Saber conviver com as diferenças e saber respeitar a igualdade é essencial e deveria independer de religiões, dogmas, crenças de um grupo específico. Nesse sentido, buscar medidas a serem aplicadas nas diferentes esferas de atividade social é o ideal. Por exemplo, várias escolas convidam, ou constrangem, os alunos a rezarem antes do início das aulas, o que é inadmissível tendo em vista a diversidade religiosa, como viemos argumentando. Por mais que isso não seja mal visto pela maior parte da comunidade, o ato de rezar antes das aulas implica em uma quebra da laicidade e uma valorização de uma certa religião, no caso a católica. Por mais que existam alegações de que todos presentes são cristãos, isso, de certa forma, não leva as pessoas a pensarem na diversidade existente. São atos como esses que silenciam culturas negras com suas crenças de origem africana.

Uma medida simples e exequível é trocar a oração coletiva, que é feita antes da aula em algumas escolas, por reflexões acerca de assuntos do cotidiano que contribuam para formação de cidadãos mais críticos, mais empáticos e respeitosos. Assuntos como ética; respeito ao meio ambiente; tolerância religiosa; igualdade de gênero; entre outros. Essa ação pode ser feita pelos professores com seus alunos ou em grandes grupos. Escolhe-se uma temática para cada semana e, todos os dias ou em dias escolhidos, no momento que antes era dedicado a oração, lê-se uma mensagem/texto com o intuito de reflexão acerca do tema selecionado.
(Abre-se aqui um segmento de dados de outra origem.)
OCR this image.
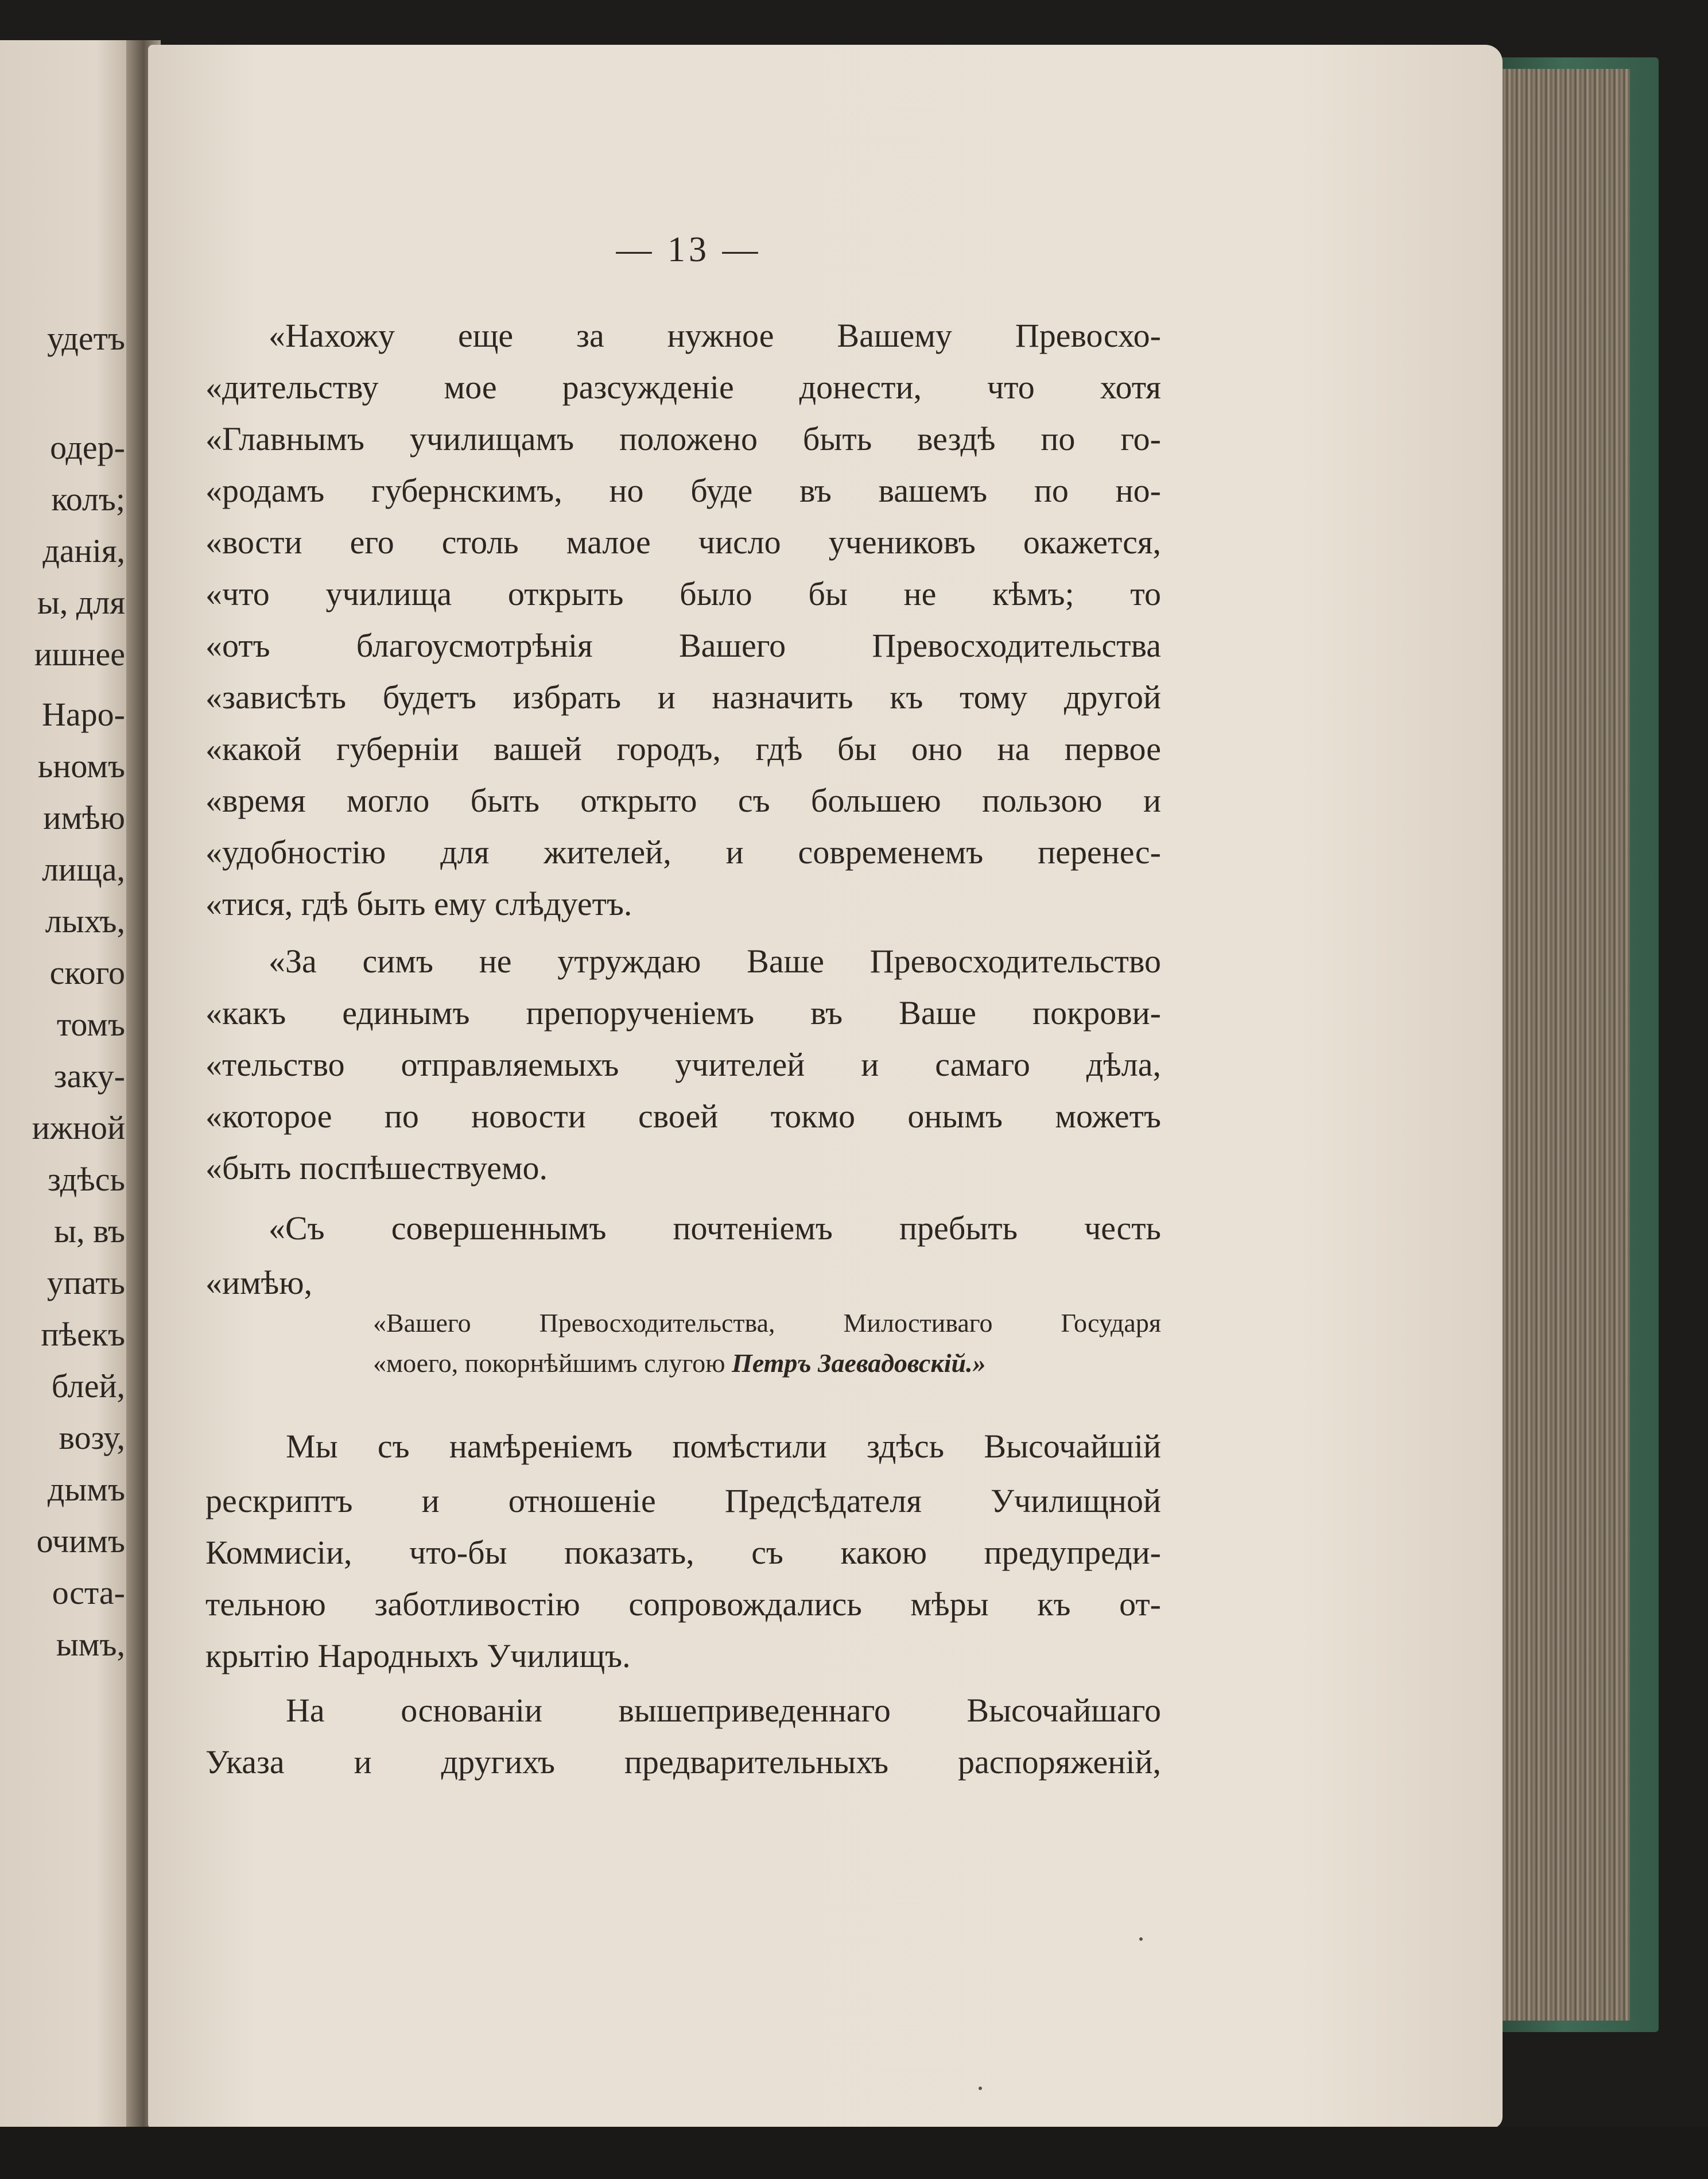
удетъ
одер-
колъ;
данія,
ы, для
ишнее
Наро-
ьномъ
имѣю
лища,
лыхъ,
ского
томъ
заку-
ижной
здѣсь
ы, въ
упать
пѣекъ
блей,
возу,
дымъ
очимъ
оста-
ымъ,
— 13 —
«Нахожу еще за нужное Вашему Превосхо-
«дительству мое разсужденіе донести, что хотя
«Главнымъ училищамъ положено быть вездѣ по го-
«родамъ губернскимъ, но буде въ вашемъ по но-
«вости его столь малое число учениковъ окажется,
«что училища открыть было бы не кѣмъ; то
«отъ благоусмотрѣнія Вашего Превосходительства
«зависѣть будетъ избрать и назначить къ тому другой
«какой губерніи вашей городъ, гдѣ бы оно на первое
«время могло быть открыто съ большею пользою и
«удобностію для жителей, и современемъ перенес-
«тися, гдѣ быть ему слѣдуетъ.
«За симъ не утруждаю Ваше Превосходительство
«какъ единымъ препорученіемъ въ Ваше покрови-
«тельство отправляемыхъ учителей и самаго дѣла,
«которое по новости своей токмо онымъ можетъ
«быть поспѣшествуемо.
«Съ совершеннымъ почтеніемъ пребыть честь
«имѣю,
«Вашего Превосходительства, Милостиваго Государя
«моего, покорнѣйшимъ слугою Петръ Заевадовскій.»
Мы съ намѣреніемъ помѣстили здѣсь Высочайшій
рескриптъ и отношеніе Предсѣдателя Училищной
Коммисіи, что-бы показать, съ какою предупреди-
тельною заботливостію сопровождались мѣры къ от-
крытію Народныхъ Училищъ.
На основаніи вышеприведеннаго Высочайшаго
Указа и другихъ предварительныхъ распоряженій,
Ao final, o 5º artigo da Constituição pode ser retomado a fim de lembrar a todos que, diante a lei, todos são/ou deveriam ser iguais.

Por Henrique Sena Carneiro, Driele Silva e Mireia Sena, são estudantes de Licenciatura em Educação do Campo (LEC) pela UFVJM e este texto é resultado da debates da disciplina Diversidade e Educação, ofertada no segundo semestre de 2019.  

[1] <https://www.planalto.gov.br/ccivil_03/constituicao/constituicao.htm>. Acesso em 25/03/2020.

[2] <https://www.senado.leg.br/atividade/const/con1988/preambulo.asp>. Acesso em 25/03/2020.

[3] <https://www.camara.leg.br/internet/infdoc/novoconteudo/colecoes/informes/Integras/RI2005.pdf>. Acesso em 25/03/2020.

[4] FISCHMANN, Roseli. Estado Laico, Educação, Tolerância e Cidadania ou simplesmente não crer. São Paulo: Factash Editora, 2012.